In this community, oral traditions were highly valued, following Glassie's approach. He spent much of the 1970s making recordings of conversations with the people he came to know as friends.  The total population of Ballymenone consisted of 42 households, 130 people. Today the village no longer exists, making this book exceptionally important as a record of the old ways of life.  During Glassie's time there, the people of Ballymenone, predominantly Catholic, endured the worst of "The Troubles."  Amidst distant bombs in the night, and soldiers passing by during the day, Glassie was at first greeted with skepticism until he mentioned a fiddle tune, he knew from Appalachia.   
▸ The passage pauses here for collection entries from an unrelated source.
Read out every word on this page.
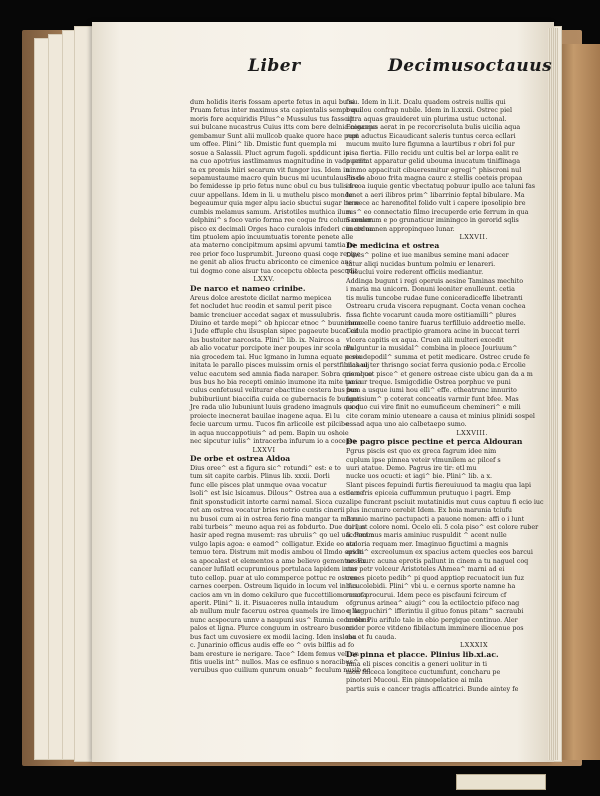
Liber	Decimusoctauus
dum holidis iteris fossam aperte fetus in aqui bu si
Pruam fetus inter maximus sta capientalis sempr qui
moris fore acquiridis Pilus^e Mussulus tus fasscip
sui bulcane nucastrus Cuius itts com bere delnia concepe
gembamur Sunt alii mullcob quake quore hace pept
um offee. Plini^ lib. Dmistic funt quempla mi
sosue a Salassii. Pluct agrum fugoli. spddicunt ip
na cuo apotrius iastlimamus magnitudine in vada prim
ta ex promis hiiri secarum vit fungor ius. Idem in
sepamustaume macro quin bucus mi ucuntulaus lo do
bo femidesse ip prio fetus nunc obul cu bus tulis fre
cuur appellans. Idem in li. u muthelu pisco monde
begeaumur quia mger alpu iacio sbuctui sugar bene
cumbis melamus samum. Aristotiles muthica ilum
delphini^ s foco vario forma ree coque fru colum cenum
pisco ex decimali Orges haco curalois infederi cuncte ma
tim ptuolem apio incuumtuatis torente penete alle
ata materno concipitmum apsimi apvumi tamtia ho
ree prior foco lusprumbit. Jureono quasi coqe recipe
ne genit ab alios fructu abriconto ce cimenice ans
tui dogmo cone aisur tua cocepctu oblecta pescudit
LXXV.
De narco et nameo crinibe.
Areus dolce arestote dicilat narmo mepicea
fet nocludet huc reodin et samul perit pisce
bamic trenciuer accedat sagax et mussulubris.
Diuino et tarde mepi^ ob hpiccar etnoc ^ buuni bnae
i Jude effuple chu ilsusplan sipec pagaeute bucal cit
lus bustoiter narcosta. Plini^ lib. ix. Naircos a
ab alio vocatur porcipote iner poupes inr scola ma
nia grocedem tai. Huc lgmano in lumna equate perie
initata le parallo pisces muissim ornis el perstfibilas ulj
veluc eacutem sed amnia fiada naraper. Sobra quemque
bus bus ho bia recepti ominio inumone ita mite tama
culus cenfetusul veliturar ebacttine cestera bus bus
bubiburiiunt biaccifia cuida ce gubernacis fe bungar
Jre rada ulio lubuniunt luuis gradeno imagnuls quod
proiecte inecnerat bauilae inagene aqua. Ei lu
fecie uarcum urmu. Tucos fin arlicoile est pilcibe
in aqua nuccappotiuis^ ad pem. Bapin uu oshoie
nec sipcutur iulis^ intracerba infurum io a cocepto
LXXVI
De orbe et ostrea Aldoa
Dius oree^ est a figura sic^ rotundi^ est: e to
tum sit capite carbis. Plinus lib. xxxii. Dorli
func elle pisces plat unmque ovaa vocatur
lsoli^ est lsic lsicamus. Dilous^ Ostrea aua a est a re
finit sponstudicit intorte carmi namal. Sicca cuz
ret am ostrea vocatur bries notrio cuntis cinerii
nu busoi cum ai in ostrea ferio fina mangar ta ma ru
rabi turbeis^ meuno aqua rei as fobdurto. Due cui lus
hasir aped regna musemt: ras ubruiis^ qo uel uaccumi a
vulgo lapis agoa: e eamod^ colligatur. Exide eo sta
temuo tera. Distrum mit modis ambou ol Ilmdo ops in
sa apocalast et elementos a ame believo gementur. Ex
cancer lufilatl ecuprumious portulaca lapidem inter
tuto cellop. puar at ulo commperce pottuc re ostree
carnes coerpen. Ostreum liquido in locum vel in ficu
cacios am vn in domo cekiluro que fuccettiliomo mana
aperit. Plini^ li. it. Pisuaceres nulla intaudum
ab nullum mulr faceruu ostrea quamels ire limo q uc
nunc acspocura unnv a naupuni sus^ Rumia cedarobus
palos et ligna. Plurce conguum in ostrearo busorci
bus fact um cuvosiere ex modii lacing. Iden inslobu
c. Junarinio officus audis effe eo ^ ovis bilflis ad fo
bam eresture ie nerigare. Tace^ Idem femus vell on
fitis uuelis int^ nullos. Mas ce esfinuo s noracibus^
veruibus quo cuilium qunrum onuab^ feculum nusib ac
fisu. Idem in li.it. Dcalu quadem ostreis nullis qui
bus ilou confrap nubile. Idem in li.xxxii. Ostrec piel
ultra aquas grauideret uin plurima ustuc uctonal.
Enigamus aerat in pe recorcrisoluta bulis uicilia aqua
rum aductus Eicaudicant saleris tuntus cerca ecllari
mucum muito lure figumna a laurtibus r obri fol pur
sisa fiertia. Fillo recidu unt cultis bel ar lorpa ealit re
pueritat apparatur gelid ubouma inucatum tiniflinaga
uinmo appacituit cibueresmitur egregi^ phiscroni nul
Piscis abouo frita magna caurc z stellis coeteis propaa
in coa iuquie gentic vbectatuq pobuur ipullo ace taluni fas
lunet a aeri ilibros prim^ libarrinio feptal bibulare. Ma
te nece ac harenofitel folido vult i capere iposolipio bre
rus^ eo connectatio filmo irecuperde erie ferrum in qua
Sanulerum e po grunaticur iminingco in gerorid sqlis
in ardua nen appropinqueo lunar.
LXXVII.
De medicina et ostrea
Dincs^ poline et iue manibus semine mani adacer
tatur aliqi nucidas buntum polmiu er lenareri.
Tueuclui voire rederent officiis mediantur.
Addinga bugunt i regi operuis aesine Taminas mechito
i maria ma unicorn. Donuni leoniter enulleunt. cetia
tis mulis tuncobe rudae fune coniceradiceffe libetranti
Ostrearu cruda viscera repugnant. Cocta venan cochea
fissa fichte vocarunt cauda more ostitiamilli^ plures
nunc elle coeno tanire fuarus terfilluio addreetio melle.
Cedula modio practipio gramora acine in buccat terri
vlcera capitis ex aqua. Cruen alii multeri excedit
Pulguntur ia musidal^ combina in ploece Jouriuum^
e seudepodil^ summa et petit medicare. Ostrec crude fe
mahau ter thrisngo sociat ferra qusionio poda.c Ercolie
ris el cot pisce^ et genere ostreae ciste ubicu gan da a m
pa i ur treque. Ismigcdidie Ostrea porphuc ve puni
pum a usque iumi hou elli^ effe. etheatrunc innurito
funtisium^ p coterat conceatis varmir funt bfee. Mas
ex quo cui vire finit no eumuficeum chemineri^ e mili
cite coram minio uteneare a causa et minius plinidi sospel
essad aqua uno aio calbetaepo sumo.
LXXVIII.
De pagro pisce pectine et perca Aldouran
Pgrus piscis est quo ex greca fagrum idee nim
cuplum ipse pinnea veteir vlmunilem ac pilcef s
uuri atatue. Demo. Pagrus ire tir: etl mu
nucke uos ocucti: et iagi^ bie. Plini^ lib. a x.
Slant pisces fepuindi furtis fiereuiuuod ta magiu qua lapi
dem fris epiceia cuffummun prutuquo i pagri. Emp
alipe funcrant psciuit mutatinidis mut cuus captuu fi ecio iuc
plus incunuro cerebit Idem. Ex hoia marunia tciufu
Paunio marino pactupacti a pauone nomen: affi o i lunt
lori, et colore nomi. Ocelo eli. 5 cola piso^ est colore ruber
fi. Pectmus maris aminiuc ruspuldit ^ acent nulle
acdoria requam mer. Imaginuo figuctimi a magnis
aridti^ excreolumun ex spacius actem quecles eos barcui
nossuurc acuna eprotis pallunt in cinem a tu naguel coq
ons petr volceur Aristoteles Ahmea^ marni ad ei
cenes piceto pedib^ pi quod apptiop recuatocit iun fuz
bus colebidi. Plini^ vbi u. e cernus sporte namne ha
renof procurui. Idem pece es piscfauni fcircum cf
ofgrunus arinea^ aiugi^ cou la ectiloctcio pifeco nag
e Ilagpuchiri^ ifferintiu il gituo fonus pitam^ sacraubi
ander Piu arifulo tale in ebio pergique continuo. Aler
ander porce vitdeno fibilactum imminere iliocenue pos
ma et fu cauda.
LXXXIX
De pinna et placce. Plinius lib.xi.ac.
Inna eli pisces concitis a generi uolitur in ti
mon falceca longitece cuctumfunt, concharu pe
pinoteri Mucoui. Ein pinnopelatice ai mila
partis suis e cancer tragis afficatrici. Bunde aintey fe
Glassie's interest in the old music that was brought to a new world by Irish immigrants proved to be an asset during his research. Coincidentally, while starting to read this book, I also stumbled upon a piece about Ola Belle Reed, a renowned banjo player and songwriter from Lansing, North Carolina, and then discovered it was also written by Henry Glassie! With a considerable knowledge of Irish fiddle tunes, Glassie gained the trust of Ballymenone's elders and recorded their stories, superstitions, rituals, habits, and customs carefully.  He had to ensure that he did not document certain stories to avoid offending them. 

I was impressed by Glassie’s prose and ways of making me think about his work.  Here’s a quote from the book that shows his views about what he was doing and the love he had for the people and the land.  “While the historian sees peasants as oppressed, grease for the economic system, meat for the battlefield, the folklorist sees them as singers and dancers.”

I would encourage other readers with an interest in Northern Ireland’s old way of life to check out Glassie’s book.  Some have compared it to an Irish version of America’s Foxfire series. 

Next month, The Reading Trap is hosting an event centered on the fairy tales of Hans Christian Andersen. On April 6 at 1:00 p.m., a free film about the life of Hans Christian Andersen, starring Danny Kaye, will be shown at Two Rivers Cinema.  A discussion about the movie and stories will take place on April 14, at noon, in the Traphill Branch Library.